Initial Setup
Request Format
Headers
To authenticate your requests to the payment gateway, include your API KEY in the header section of every request.
The header should be structured as follows:
| Key | Value |
|---|---|
| X-API-Key | YOUR_API_KEY |
Note that any request sent to the API without this key will not be recognized, and an error message will be returned in response.
Security
We prioritize the security of our payment gateway and employ secure communication methods between you and the gateway.
Encryption Algorithm
We utilize aes-256-gcm for data encryption. You can decrypt the response using the secret key provided during registration. Keep your secret key confidential to ensure the security of your transactions.
All HTTP responses with status codes 203 and 495 are encrypted:
{
"body": {
"cipher": "mxNRNrDCtspjBdyNv/E1JHMh629xOpo87dpKLJh2UI8W7VNtOQt2zK7lqwCfPZvv71/NEM47iVODxkJvKzaw8UohWGQ1ubs8MD2XatwOO/i9NFTFXVKZPw1OyGgEFZ2eKWAaHbjzSS0tYNoJS61WHyuy5IbObh+kmQ==",
"iv": "OD4rGatpEqX4snQI",
"tag": "quo+cB0arhwcPGk07mRcKQ=="
}
}
Other HTTP response codes will return a simple message:
{
"message": "We failed to process the response for you. We are working tirelessly to resolve the issue."
}
Decrypting the Payload
Responses with status codes 203 and 495 are always encrypted. You will need your secret key to decrypt the message. The algorithm used is aes-256-gcm. Additionally,
the
tagfield sent with the payload is base64 encoded and must be decoded before attempting to decrypt the message.
Here's an example decryption method in PHP:
public function decrypt($payload): bool|string
{
$secret_key = env(secret);
return openssl_decrypt(
$payload['cipher'],
'aes-256-gcm',
$secret_key,
0,
$payload['iv'],
base64_decode($payload['tag']),
);
}
And here's a similar decryption method in Python:
from Crypto.Cipher import AES
from Crypto.Util.Padding import unpad
from Crypto.Random import get_random_bytes
import base64
import os
def decrypt(payload):
secret_key = os.environ.get('SECRET_KEY')
cipher_text = base64.b64decode(payload['cipher'])
iv = payload['iv']
tag = base64.b64decode(payload['tag'])
cipher = AES.new(secret_key.encode('utf-8'), AES.MODE_GCM, nonce=iv.encode('utf-8'))
decrypted_data = cipher.decrypt_and_verify(cipher_text, tag)
return decrypted_data.decode('utf-8')
Please refer to the documentation for your preferred programming language for further guidance on decrypting AES-256-GCM payloads.
Cancel and Success URLs
If the merchant gives these urls in th e initial request, we shall ping these urls according to the status of the transaction
Eg if the url is www.yoursite.com/success
then the we shall ping the url in the form ofwww.yoursite.com/success?status=success&order_id=(base64EncodedStringOfTheOriginalMerchantOrderId)
Same Format will be used for Cancel Url
Web-hook URL
This is a server to server communication, and it must be provided during the initial Checkout Request otherwise the request wont go through, This is true for both Mobile Payments and Card Payments.
Final Notes.
Once a request is made to the gateway, there is a designated waiting period for payment to complete:
- Mobile Transactions: 10 minutes
- Card Transactions: 15 minutes
If the transaction is not completed within these time frames, the order will automatically be marked as Cancelled.
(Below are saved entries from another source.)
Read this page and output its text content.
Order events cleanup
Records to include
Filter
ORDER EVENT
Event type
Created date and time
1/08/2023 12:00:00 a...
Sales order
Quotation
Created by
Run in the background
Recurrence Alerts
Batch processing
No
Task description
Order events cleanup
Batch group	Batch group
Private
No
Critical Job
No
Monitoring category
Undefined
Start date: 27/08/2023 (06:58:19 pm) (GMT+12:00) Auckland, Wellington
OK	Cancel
Any orders marked as Cancelled will only be reconsidered if evidence is provided showing that payment was made within the designated window and it got ACCEPTED. Beyond this, it’s recommended to create a new request.
Please note: Cancelled orders will be automatically deleted from our servers after 60 days from their creation date. For cases involving disputes, we advise that you record the transaction details and promptly reach out to our support team to prevent the record from being purged.
Trawx is not responsible for any issues resulting from merchant negligence.